How the public perceived the royal family throughout the 1990s is made central to the plot of The Crown’s fifth season, with episode one revolving around a Sunday Times report of a poll showing that the public thought Prince Charles should take over from the Queen. The Crown’s plot features royal aides and Prince Philip conspiring to keep the newspaper from the Queen as she holidays on the Royal Yacht Britannia. And the episode goes on to show Prince Charles meeting with Prime Minister John Major to float the suggestion he could indeed step in.
A spokesperson for John Major said last month that no such “improbable and improper” conversation took place—his intervention highlighting an intriguing factor of the Netflix series having reached a time when many portrayed on screen are still alive to set the record straight. A BBC reviewer who dug out a real 1990 Sunday Times story about a poll pointed it out as a “blandly positive piece,” very different in character to the story being told on screen. Yet the question of how the monarchy was received by the public three decades ago has been brought to the fore once again.
The real Sunday Times story, from January 1990, reported on a poll that found nine out of 10 people felt mainly or very favorable about the monarchy and that the Queen Mother, the Queen, and Prince Charles were the most popular royals. It also found that almost half would support the Queen abdicating at some stage.

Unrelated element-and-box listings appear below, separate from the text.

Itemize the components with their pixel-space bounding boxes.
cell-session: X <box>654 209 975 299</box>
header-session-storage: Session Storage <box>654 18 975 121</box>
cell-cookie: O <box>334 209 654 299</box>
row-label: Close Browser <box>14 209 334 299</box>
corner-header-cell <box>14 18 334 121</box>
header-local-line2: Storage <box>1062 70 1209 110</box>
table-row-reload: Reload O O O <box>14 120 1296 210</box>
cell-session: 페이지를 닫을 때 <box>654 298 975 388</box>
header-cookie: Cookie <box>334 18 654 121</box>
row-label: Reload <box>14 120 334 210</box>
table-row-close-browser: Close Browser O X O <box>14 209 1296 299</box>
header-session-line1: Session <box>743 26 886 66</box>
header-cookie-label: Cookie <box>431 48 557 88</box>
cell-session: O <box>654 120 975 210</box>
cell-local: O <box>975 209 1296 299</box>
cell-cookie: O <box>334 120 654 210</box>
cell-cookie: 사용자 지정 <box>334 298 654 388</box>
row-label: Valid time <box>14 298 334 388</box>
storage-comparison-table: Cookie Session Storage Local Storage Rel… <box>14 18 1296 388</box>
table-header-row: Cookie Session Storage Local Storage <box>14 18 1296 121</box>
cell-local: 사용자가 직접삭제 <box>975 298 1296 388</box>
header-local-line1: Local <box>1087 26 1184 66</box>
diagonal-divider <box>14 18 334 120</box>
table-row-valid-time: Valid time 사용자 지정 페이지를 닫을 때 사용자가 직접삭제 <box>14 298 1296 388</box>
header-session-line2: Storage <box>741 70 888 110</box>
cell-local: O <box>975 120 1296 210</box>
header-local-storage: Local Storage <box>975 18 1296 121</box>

Other polling around the early 1990s on the monarchy includes Ipsos Mori statistics which found that in June 1991 82% of people thought Prince Charles would make a good king in the future, with just 5% thinking he would make a bad one. However, according to the same pollster, these figures had shifted dramatically towards the end of the decade, by which time almost as many people thought he would be a bad king as a good one.
The National Centre for Social Research, Britain’s independent social research organization, has tracked opinion over time on the royal family and found that there was a significant shift in the 1990s over people’s feelings on the institution. They recorded a notable drop between 1983 and 1994 in how many people felt it was important for Britain to have a monarchy—down from 87% to 66%. In the following decades, the figures never came back up, but findings that around two thirds of Britons support the monarchy has remained stable across many polls for the past 30 years.
Princess Diana’s death in 1997 is often cited as one of the few times when the Queen’s actions were out of step with the sentiment of her people and she received much criticism as a result. Between Diana’s death and her funeral, Ipsos Mori carried out a poll on behalf of ABC news which found that 57% of British people had a favorable opinion of the Queen and 40% of Prince Charles. In the Queen's case, this was lower than the approval ratings of more like 80% that she enjoyed towards the end of her reign. Some 58% also said they disapproved of the way that the royal family had handled Charles and Diana’s divorce and 52% said they disapproved of how they had handled Diana's death. The poll strongly suggested that the public sided with Diana, with 66% saying they thought the royal family should conduct themselves like her in the future. The poll also asked the public what they thought of Camilla one day becoming Queen, to which 86% replied she should not. Just 7% approved.